Journey Mapping Learning Experience Design
Journey mapping is a technique that utilizes storytelling and visualization to help designers understand the many dimensions of a person’s experience over time. Journey mapping was originally used in the service industry as a research artifact, where a journey is pieced together after conducting customer research. The artifact enabled design teams to understand the complexity of an experience.
As a learning experience designer, it occurred to me that if you replace “customer” with “learner,” the tool presents all sorts of opportunities for educational contexts. I’ve found it to be a wildly useful tool within my current context working at the intersection of user experience design (UX) and education (aka #edUX). I flipped the order, using journey mapping as an active tool instead of an artifact, often together with educators and learners we are designing for and co-designing with. In this context, it’s a powerful tool for deeply understanding an experience in order to support more effective lesson and curriculum design.

The basic elements of a journey map
A journey map is a UX design research artifact that utilizes storytelling and visualization to help designers understand user experiences and needs over time. Typical elements include a learning goal, high-level phases, activities, materials and tools, an annotated emotion map, and additional rows (“swim lanes”) to note barriers and opportunities, options for redesign, etc. The swim lane categories can be adjusted as needed for the context at hand.

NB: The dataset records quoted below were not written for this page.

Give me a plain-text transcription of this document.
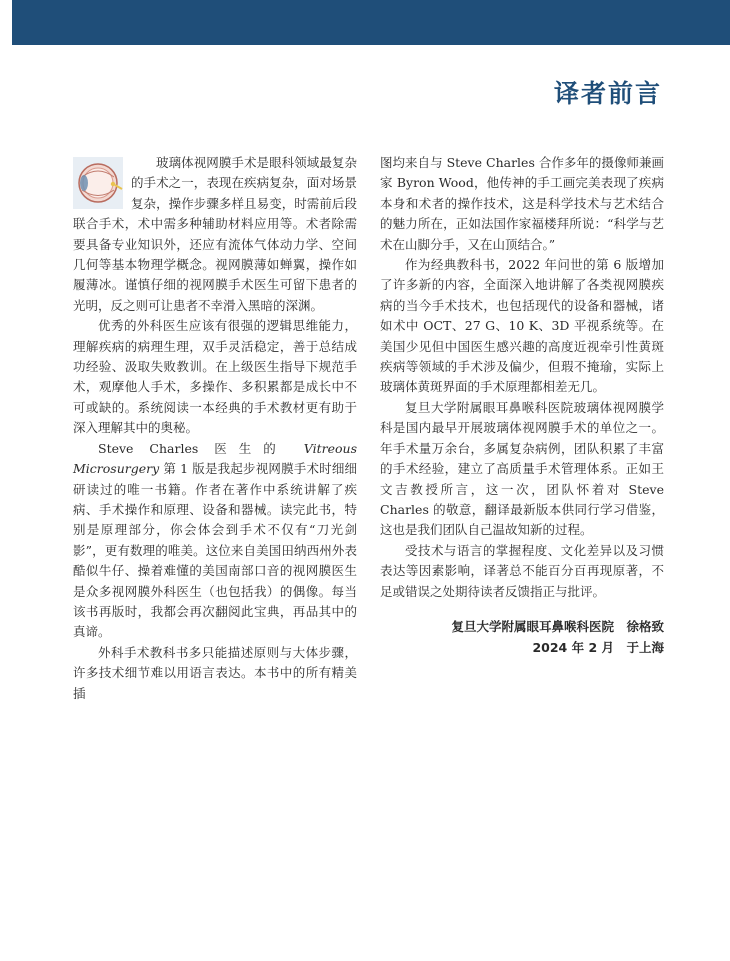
译者前言

玻璃体视网膜手术是眼科领域最复杂的手术之一，表现在疾病复杂，面对场景复杂，操作步骤多样且易变，时需前后段联合手术，术中需多种辅助材料应用等。术者除需要具备专业知识外，还应有流体气体动力学、空间几何等基本物理学概念。视网膜薄如蝉翼，操作如履薄冰。谨慎仔细的视网膜手术医生可留下患者的光明，反之则可让患者不幸滑入黑暗的深渊。

优秀的外科医生应该有很强的逻辑思维能力，理解疾病的病理生理，双手灵活稳定，善于总结成功经验、汲取失败教训。在上级医生指导下规范手术，观摩他人手术，多操作、多积累都是成长中不可或缺的。系统阅读一本经典的手术教材更有助于深入理解其中的奥秘。

Steve Charles 医生的 Vitreous Microsurgery 第 1 版是我起步视网膜手术时细细研读过的唯一书籍。作者在著作中系统讲解了疾病、手术操作和原理、设备和器械。读完此书，特别是原理部分，你会体会到手术不仅有“刀光剑影”，更有数理的唯美。这位来自美国田纳西州外表酷似牛仔、操着难懂的美国南部口音的视网膜医生是众多视网膜外科医生（也包括我）的偶像。每当该书再版时，我都会再次翻阅此宝典，再品其中的真谛。

外科手术教科书多只能描述原则与大体步骤，许多技术细节难以用语言表达。本书中的所有精美插

图均来自与 Steve Charles 合作多年的摄像师兼画家 Byron Wood，他传神的手工画完美表现了疾病本身和术者的操作技术，这是科学技术与艺术结合的魅力所在，正如法国作家福楼拜所说：“科学与艺术在山脚分手，又在山顶结合。”

作为经典教科书，2022 年问世的第 6 版增加了许多新的内容，全面深入地讲解了各类视网膜疾病的当今手术技术，也包括现代的设备和器械，诸如术中 OCT、27 G、10 K、3D 平视系统等。在美国少见但中国医生感兴趣的高度近视牵引性黄斑疾病等领域的手术涉及偏少，但瑕不掩瑜，实际上玻璃体黄斑界面的手术原理都相差无几。

复旦大学附属眼耳鼻喉科医院玻璃体视网膜学科是国内最早开展玻璃体视网膜手术的单位之一。年手术量万余台，多属复杂病例，团队积累了丰富的手术经验，建立了高质量手术管理体系。正如王文吉教授所言，这一次，团队怀着对 Steve Charles 的敬意，翻译最新版本供同行学习借鉴，这也是我们团队自己温故知新的过程。

受技术与语言的掌握程度、文化差异以及习惯表达等因素影响，译著总不能百分百再现原著，不足或错误之处期待读者反馈指正与批评。

复旦大学附属眼耳鼻喉科医院　徐格致
2024 年 2 月　于上海
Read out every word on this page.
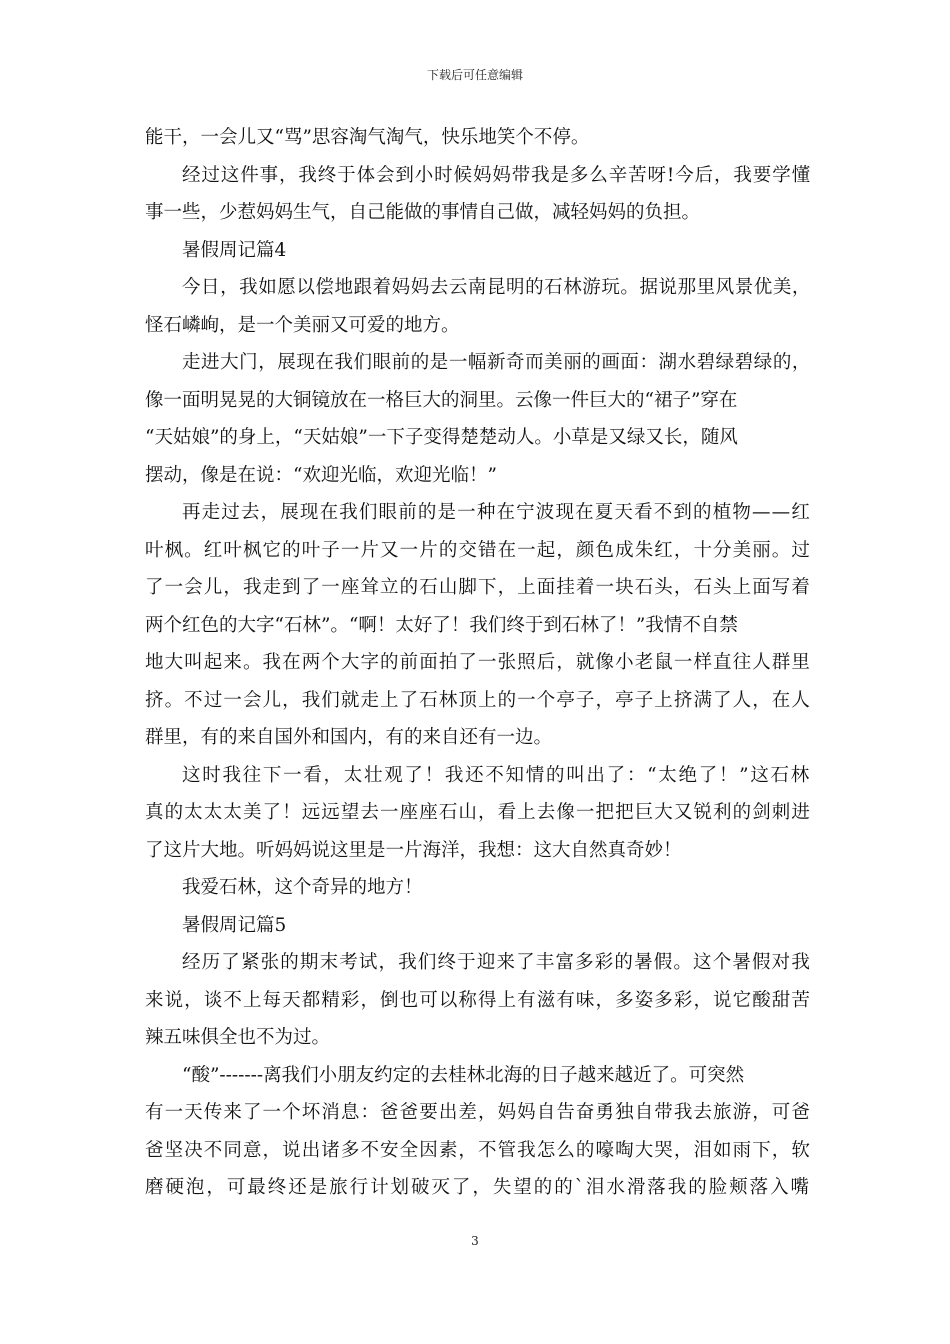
下载后可任意编辑
能干，一会儿又“骂”思容淘气淘气，快乐地笑个不停。
经过这件事，我终于体会到小时候妈妈带我是多么辛苦呀!今后，我要学懂
事一些，少惹妈妈生气，自己能做的事情自己做，减轻妈妈的负担。
暑假周记篇4
今日，我如愿以偿地跟着妈妈去云南昆明的石林游玩。据说那里风景优美，
怪石嶙峋，是一个美丽又可爱的地方。
走进大门，展现在我们眼前的是一幅新奇而美丽的画面：湖水碧绿碧绿的，
像一面明晃晃的大铜镜放在一格巨大的洞里。云像一件巨大的“裙子”穿在
“天姑娘”的身上，“天姑娘”一下子变得楚楚动人。小草是又绿又长，随风
摆动，像是在说：“欢迎光临，欢迎光临！”
再走过去，展现在我们眼前的是一种在宁波现在夏天看不到的植物——红
叶枫。红叶枫它的叶子一片又一片的交错在一起，颜色成朱红，十分美丽。过
了一会儿，我走到了一座耸立的石山脚下，上面挂着一块石头，石头上面写着
两个红色的大字“石林”。“啊！太好了！我们终于到石林了！”我情不自禁
地大叫起来。我在两个大字的前面拍了一张照后，就像小老鼠一样直往人群里
挤。不过一会儿，我们就走上了石林顶上的一个亭子，亭子上挤满了人，在人
群里，有的来自国外和国内，有的来自还有一边。
这时我往下一看，太壮观了！我还不知情的叫出了：“太绝了！”这石林
真的太太太美了！远远望去一座座石山，看上去像一把把巨大又锐利的剑刺进
了这片大地。听妈妈说这里是一片海洋，我想：这大自然真奇妙！
我爱石林，这个奇异的地方！
暑假周记篇5
经历了紧张的期末考试，我们终于迎来了丰富多彩的暑假。这个暑假对我
来说，谈不上每天都精彩，倒也可以称得上有滋有味，多姿多彩，说它酸甜苦
辣五味俱全也不为过。
“酸”-------离我们小朋友约定的去桂林北海的日子越来越近了。可突然
有一天传来了一个坏消息：爸爸要出差，妈妈自告奋勇独自带我去旅游，可爸
爸坚决不同意，说出诸多不安全因素，不管我怎么的嚎啕大哭，泪如雨下，软
磨硬泡，可最终还是旅行计划破灭了，失望的的`泪水滑落我的脸颊落入嘴
3
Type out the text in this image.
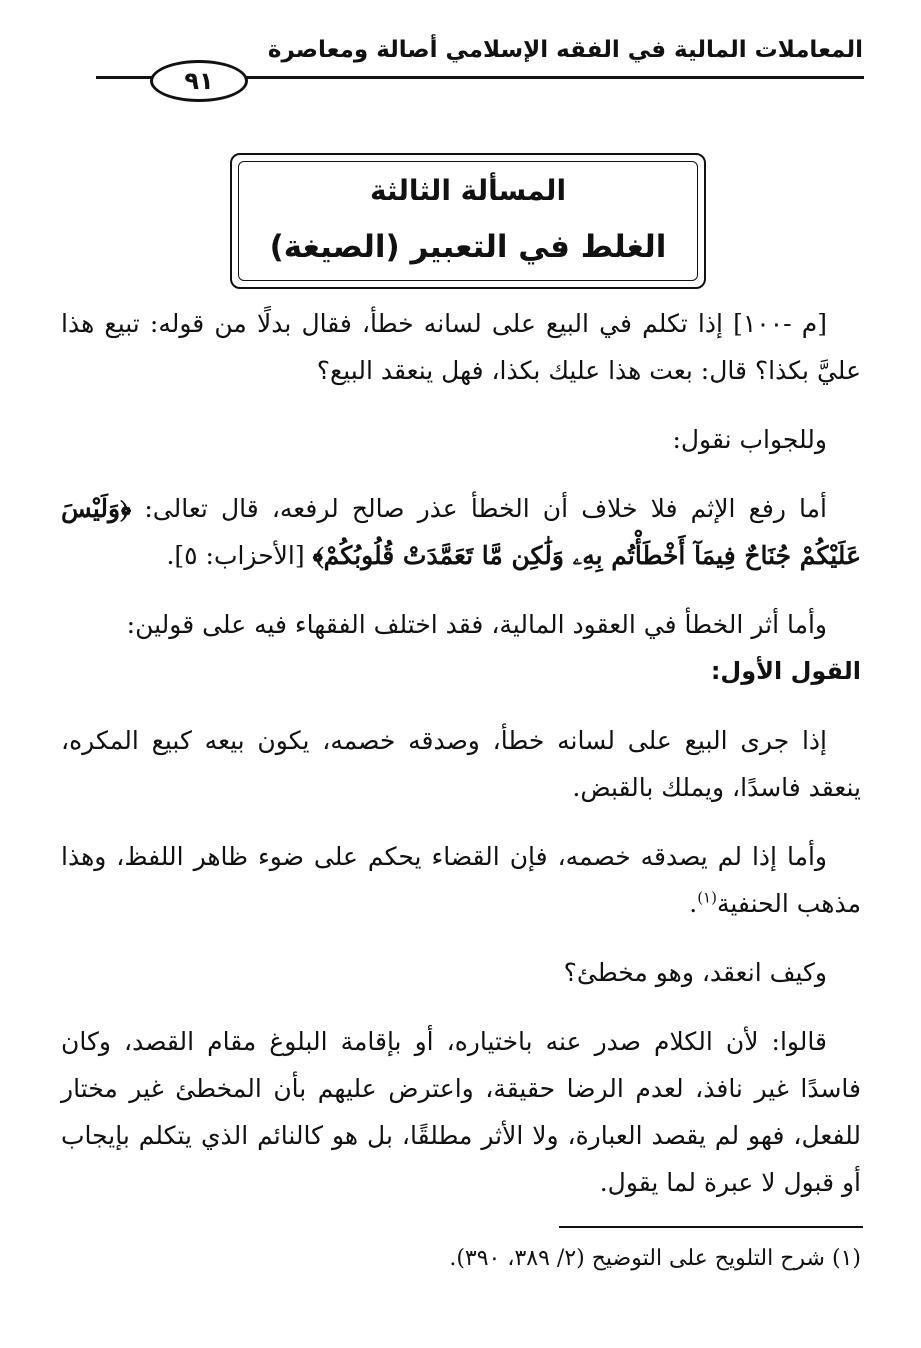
المعاملات المالية في الفقه الإسلامي أصالة ومعاصرة
٩١
المسألة الثالثة
الغلط في التعبير (الصيغة)

[م -١٠٠] إذا تكلم في البيع على لسانه خطأ، فقال بدلًا من قوله: تبيع هذا عليَّ بكذا؟ قال: بعت هذا عليك بكذا، فهل ينعقد البيع؟

وللجواب نقول:

أما رفع الإثم فلا خلاف أن الخطأ عذر صالح لرفعه، قال تعالى: ﴿وَلَيْسَ عَلَيْكُمْ جُنَاحٌ فِيمَآ أَخْطَأْتُم بِهِۦ وَلَٰكِن مَّا تَعَمَّدَتْ قُلُوبُكُمْ﴾ [الأحزاب: ٥].

وأما أثر الخطأ في العقود المالية، فقد اختلف الفقهاء فيه على قولين:

القول الأول:

إذا جرى البيع على لسانه خطأ، وصدقه خصمه، يكون بيعه كبيع المكره، ينعقد فاسدًا، ويملك بالقبض.

وأما إذا لم يصدقه خصمه، فإن القضاء يحكم على ضوء ظاهر اللفظ، وهذا مذهب الحنفية$^{(١)}$.

وكيف انعقد، وهو مخطئ؟

قالوا: لأن الكلام صدر عنه باختياره، أو بإقامة البلوغ مقام القصد، وكان فاسدًا غير نافذ، لعدم الرضا حقيقة، واعترض عليهم بأن المخطئ غير مختار للفعل، فهو لم يقصد العبارة، ولا الأثر مطلقًا، بل هو كالنائم الذي يتكلم بإيجاب أو قبول لا عبرة لما يقول.

(١) شرح التلويح على التوضيح (٢/ ٣٨٩، ٣٩٠).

Case study: Using journey mapping and design thinking to improve a circuits lesson
In my workshops for educators, I ask them to consider the experience of a circuits lesson through journey mapping and then brainstorm ways to improve it. We cover typical phases of design thinking: empathy, define, ideate, prototype and test. Most educators are either familiar with design thinking tools or intuitively grasp their function through experience teaching with simple problem-solving exercises and more involved project-based learning. What is surprising is how often teachers tell me that they do not bring these skills into their own work designing the experiences for their students.
Participants break into small groups, each taking on a distinct student persona as they experience a 4th-grade circuits lesson. They then use journey mapping to deepen empathy for that student, noting pain points and barriers as well as opportunities based on their persona’s strengths. This artifact becomes a guide for zeroing in on how to define the problem space and where to ideate solutions for a better, more engaging circuits lesson.
Armed with these tools, you too can harness educational user experience design methods to enrich everything from a single lesson to end-to-end educational ecosystems research and design.